Now, let's get on to my beloved's main course, a roast loin of Kentish lamb with sweet potato puree, spinach and white onion sauce and the faggot that got us into trouble - a mixture of kidney, liver and those darn delicious sweetbreads again. Breaded and deep-fried, this had a wonderful, rich, offally, profoundly savoury flavour. It's a good test of a kitchen, now I think about it, since one false move with a faggot - in the recipe, in the frying temperature, in the crumb size, even if you just look at it funny - and it turns into a horrid claggy mess. I might start ordering one wherever I go.
The boyfriend was so lost in faggot heaven I think I could have done a lamb-grab off the rest of his plate and he wouldn't have noticed. I had the steamed fillet of turbot with leeks and saffron potatoes and herb vinaigrette and, let me tell you, it's the last time I order like such a girl. The turbot was a fine enough piece of fish, but the saffron oil didn't really lift it, just made everything a bit more orange. The leeks were perfect - simple, steamed, buttery, but a bit worthy.

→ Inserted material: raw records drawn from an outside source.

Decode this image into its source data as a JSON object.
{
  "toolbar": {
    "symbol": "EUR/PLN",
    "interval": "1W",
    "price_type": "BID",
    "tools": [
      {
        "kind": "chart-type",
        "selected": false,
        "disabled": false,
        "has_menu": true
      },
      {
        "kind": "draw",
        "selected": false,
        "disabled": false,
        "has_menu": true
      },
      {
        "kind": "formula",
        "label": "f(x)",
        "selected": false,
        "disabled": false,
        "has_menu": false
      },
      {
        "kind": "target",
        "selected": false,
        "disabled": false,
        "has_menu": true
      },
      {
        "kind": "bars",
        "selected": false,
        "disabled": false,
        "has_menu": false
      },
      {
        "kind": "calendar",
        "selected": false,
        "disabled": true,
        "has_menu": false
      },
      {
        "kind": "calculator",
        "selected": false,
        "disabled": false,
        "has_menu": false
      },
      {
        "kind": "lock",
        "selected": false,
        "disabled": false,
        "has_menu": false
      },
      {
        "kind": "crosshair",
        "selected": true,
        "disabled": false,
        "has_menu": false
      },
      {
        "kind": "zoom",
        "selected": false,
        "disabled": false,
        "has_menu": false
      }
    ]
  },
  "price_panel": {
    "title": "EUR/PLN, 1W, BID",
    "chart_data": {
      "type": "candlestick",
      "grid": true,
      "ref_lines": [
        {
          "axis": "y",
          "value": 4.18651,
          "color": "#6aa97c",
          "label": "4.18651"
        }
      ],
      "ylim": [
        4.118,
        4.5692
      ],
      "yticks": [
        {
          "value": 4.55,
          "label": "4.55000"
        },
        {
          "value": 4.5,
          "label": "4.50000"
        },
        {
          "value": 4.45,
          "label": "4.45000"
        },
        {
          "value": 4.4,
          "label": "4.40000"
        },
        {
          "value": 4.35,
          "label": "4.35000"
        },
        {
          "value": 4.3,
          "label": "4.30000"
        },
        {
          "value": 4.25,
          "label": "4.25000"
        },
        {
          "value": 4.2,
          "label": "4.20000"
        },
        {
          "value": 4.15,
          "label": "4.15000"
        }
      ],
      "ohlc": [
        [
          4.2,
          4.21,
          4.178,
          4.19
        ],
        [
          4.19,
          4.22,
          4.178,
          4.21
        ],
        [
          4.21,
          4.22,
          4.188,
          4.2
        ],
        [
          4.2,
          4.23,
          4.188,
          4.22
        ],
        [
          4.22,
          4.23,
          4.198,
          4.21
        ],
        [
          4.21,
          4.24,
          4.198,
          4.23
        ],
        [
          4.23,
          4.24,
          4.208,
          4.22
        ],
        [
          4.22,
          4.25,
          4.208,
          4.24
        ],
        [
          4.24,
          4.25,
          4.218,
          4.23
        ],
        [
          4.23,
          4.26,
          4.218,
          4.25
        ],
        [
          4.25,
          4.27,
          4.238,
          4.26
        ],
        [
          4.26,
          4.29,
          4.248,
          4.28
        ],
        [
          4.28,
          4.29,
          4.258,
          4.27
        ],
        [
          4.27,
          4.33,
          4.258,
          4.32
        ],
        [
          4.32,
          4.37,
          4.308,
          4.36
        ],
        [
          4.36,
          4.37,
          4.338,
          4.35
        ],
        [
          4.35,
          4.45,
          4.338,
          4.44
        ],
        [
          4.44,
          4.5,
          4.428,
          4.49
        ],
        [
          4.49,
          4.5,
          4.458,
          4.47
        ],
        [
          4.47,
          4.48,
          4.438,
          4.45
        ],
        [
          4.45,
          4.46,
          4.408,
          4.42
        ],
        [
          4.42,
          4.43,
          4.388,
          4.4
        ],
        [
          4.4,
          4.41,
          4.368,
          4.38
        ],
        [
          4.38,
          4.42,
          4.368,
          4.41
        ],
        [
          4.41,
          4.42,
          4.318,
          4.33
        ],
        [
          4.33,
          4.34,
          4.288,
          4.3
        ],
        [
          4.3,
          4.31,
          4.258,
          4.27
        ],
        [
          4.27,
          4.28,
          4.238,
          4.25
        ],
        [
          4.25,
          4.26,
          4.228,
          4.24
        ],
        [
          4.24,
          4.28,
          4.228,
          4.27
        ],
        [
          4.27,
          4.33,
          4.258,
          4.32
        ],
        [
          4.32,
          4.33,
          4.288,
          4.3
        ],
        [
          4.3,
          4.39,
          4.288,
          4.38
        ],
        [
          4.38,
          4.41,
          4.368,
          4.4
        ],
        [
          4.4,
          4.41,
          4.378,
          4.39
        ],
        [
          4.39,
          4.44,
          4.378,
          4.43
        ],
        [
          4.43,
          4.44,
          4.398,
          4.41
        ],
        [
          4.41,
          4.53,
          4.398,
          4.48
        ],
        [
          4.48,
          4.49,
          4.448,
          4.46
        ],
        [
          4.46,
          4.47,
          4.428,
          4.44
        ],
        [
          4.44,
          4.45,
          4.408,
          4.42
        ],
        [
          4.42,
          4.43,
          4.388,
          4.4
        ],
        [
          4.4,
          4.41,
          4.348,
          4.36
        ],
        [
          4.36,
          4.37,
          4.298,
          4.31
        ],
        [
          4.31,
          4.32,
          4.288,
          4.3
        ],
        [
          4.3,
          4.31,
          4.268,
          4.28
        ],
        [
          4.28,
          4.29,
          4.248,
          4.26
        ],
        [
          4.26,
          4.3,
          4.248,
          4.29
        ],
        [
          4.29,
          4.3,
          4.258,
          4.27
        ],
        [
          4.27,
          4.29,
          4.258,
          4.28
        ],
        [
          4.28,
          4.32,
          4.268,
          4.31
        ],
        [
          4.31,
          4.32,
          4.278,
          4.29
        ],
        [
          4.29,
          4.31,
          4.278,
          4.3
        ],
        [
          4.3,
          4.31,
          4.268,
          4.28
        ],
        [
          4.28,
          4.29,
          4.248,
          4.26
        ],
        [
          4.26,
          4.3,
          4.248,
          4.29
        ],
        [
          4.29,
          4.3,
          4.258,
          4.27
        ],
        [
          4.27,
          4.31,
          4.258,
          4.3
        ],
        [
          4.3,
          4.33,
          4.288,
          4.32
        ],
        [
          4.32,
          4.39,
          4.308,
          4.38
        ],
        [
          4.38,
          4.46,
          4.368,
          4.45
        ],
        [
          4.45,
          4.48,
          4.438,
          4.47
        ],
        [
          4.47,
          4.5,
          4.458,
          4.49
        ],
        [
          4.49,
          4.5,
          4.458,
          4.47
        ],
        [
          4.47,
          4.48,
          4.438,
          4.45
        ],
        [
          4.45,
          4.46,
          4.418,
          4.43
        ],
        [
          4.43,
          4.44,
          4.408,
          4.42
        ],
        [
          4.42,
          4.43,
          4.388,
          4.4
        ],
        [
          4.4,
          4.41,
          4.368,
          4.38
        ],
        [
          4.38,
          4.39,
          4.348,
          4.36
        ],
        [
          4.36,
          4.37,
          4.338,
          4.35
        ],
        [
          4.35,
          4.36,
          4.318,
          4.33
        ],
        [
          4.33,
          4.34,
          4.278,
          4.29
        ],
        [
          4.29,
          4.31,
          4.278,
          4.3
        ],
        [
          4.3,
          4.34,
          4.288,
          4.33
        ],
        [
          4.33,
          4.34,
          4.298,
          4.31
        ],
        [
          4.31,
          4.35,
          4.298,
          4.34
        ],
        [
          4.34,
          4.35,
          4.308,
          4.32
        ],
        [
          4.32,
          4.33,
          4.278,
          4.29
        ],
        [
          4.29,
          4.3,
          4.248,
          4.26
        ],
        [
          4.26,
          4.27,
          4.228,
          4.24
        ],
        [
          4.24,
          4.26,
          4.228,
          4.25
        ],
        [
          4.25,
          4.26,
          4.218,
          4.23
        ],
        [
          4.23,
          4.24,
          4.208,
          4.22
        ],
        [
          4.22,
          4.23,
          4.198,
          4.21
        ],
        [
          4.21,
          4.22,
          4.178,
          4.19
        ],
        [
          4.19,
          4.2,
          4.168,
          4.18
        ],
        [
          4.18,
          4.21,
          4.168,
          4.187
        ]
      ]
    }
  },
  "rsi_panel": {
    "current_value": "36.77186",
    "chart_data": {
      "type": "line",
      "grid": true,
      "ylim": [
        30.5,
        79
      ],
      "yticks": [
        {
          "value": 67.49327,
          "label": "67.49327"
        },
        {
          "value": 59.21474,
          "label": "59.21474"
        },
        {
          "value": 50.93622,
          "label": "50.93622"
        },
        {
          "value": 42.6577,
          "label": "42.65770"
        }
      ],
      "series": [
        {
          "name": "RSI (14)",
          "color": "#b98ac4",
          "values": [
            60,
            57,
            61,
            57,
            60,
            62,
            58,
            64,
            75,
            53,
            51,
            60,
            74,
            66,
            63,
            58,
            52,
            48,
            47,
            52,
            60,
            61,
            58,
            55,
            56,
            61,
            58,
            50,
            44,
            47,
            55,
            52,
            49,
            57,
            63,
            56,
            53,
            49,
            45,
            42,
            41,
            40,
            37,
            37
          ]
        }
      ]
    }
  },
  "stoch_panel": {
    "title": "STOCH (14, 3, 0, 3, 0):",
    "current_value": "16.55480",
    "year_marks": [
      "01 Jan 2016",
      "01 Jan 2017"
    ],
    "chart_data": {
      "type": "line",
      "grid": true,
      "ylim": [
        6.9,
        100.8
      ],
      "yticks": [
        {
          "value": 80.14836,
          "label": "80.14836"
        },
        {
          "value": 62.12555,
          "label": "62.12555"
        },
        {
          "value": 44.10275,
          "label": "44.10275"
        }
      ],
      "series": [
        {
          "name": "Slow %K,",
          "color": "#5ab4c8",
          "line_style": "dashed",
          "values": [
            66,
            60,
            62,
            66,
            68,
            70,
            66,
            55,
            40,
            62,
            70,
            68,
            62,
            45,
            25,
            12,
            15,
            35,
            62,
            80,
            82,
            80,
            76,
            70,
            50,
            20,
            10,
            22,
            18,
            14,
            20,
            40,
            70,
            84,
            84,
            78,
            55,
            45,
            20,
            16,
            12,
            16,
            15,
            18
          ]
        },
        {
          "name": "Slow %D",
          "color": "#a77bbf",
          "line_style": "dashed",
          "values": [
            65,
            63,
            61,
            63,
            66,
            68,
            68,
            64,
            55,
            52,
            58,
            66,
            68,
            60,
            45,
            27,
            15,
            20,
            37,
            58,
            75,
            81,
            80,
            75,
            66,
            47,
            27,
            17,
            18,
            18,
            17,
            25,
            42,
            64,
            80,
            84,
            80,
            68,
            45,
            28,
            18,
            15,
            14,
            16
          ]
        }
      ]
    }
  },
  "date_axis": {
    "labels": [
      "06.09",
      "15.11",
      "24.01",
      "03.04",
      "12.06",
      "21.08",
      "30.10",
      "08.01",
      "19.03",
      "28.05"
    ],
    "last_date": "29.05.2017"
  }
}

Now, this place is already quite famous for its puds, and rightly so - they are put together with incredible love and delicacy, all millimetre-thick pastry and the kind of creme anglaise that domestic cooks simply can't do. It is astonishing that they could pull this off without a dessert-dedicated chef.
Himself had the strawberry theme, wherein an oblong plate was lined with three alarmingly glamorous sculptures, one strawberry and pannacotta, one ice cream, one simple strawberries (doubtless Kentish). I had the cherry theme where, again, the elements were lined up like sentries -a pastry basket of cherries and custard at one end, ice cream in die middle, a shot of kirsch at the other end. I never did figure out whether that meant actual kirsch or metaphorical restaurant kirsch that you can drink and still drive afterwards.
Delicious and the value is nothing short of remarkable £23 for three courses. So good, in fact, that it's just about
all the advice you need to check this place out. Oh, apart from 'don't laugh at the faggot'. It really makes Faith furious.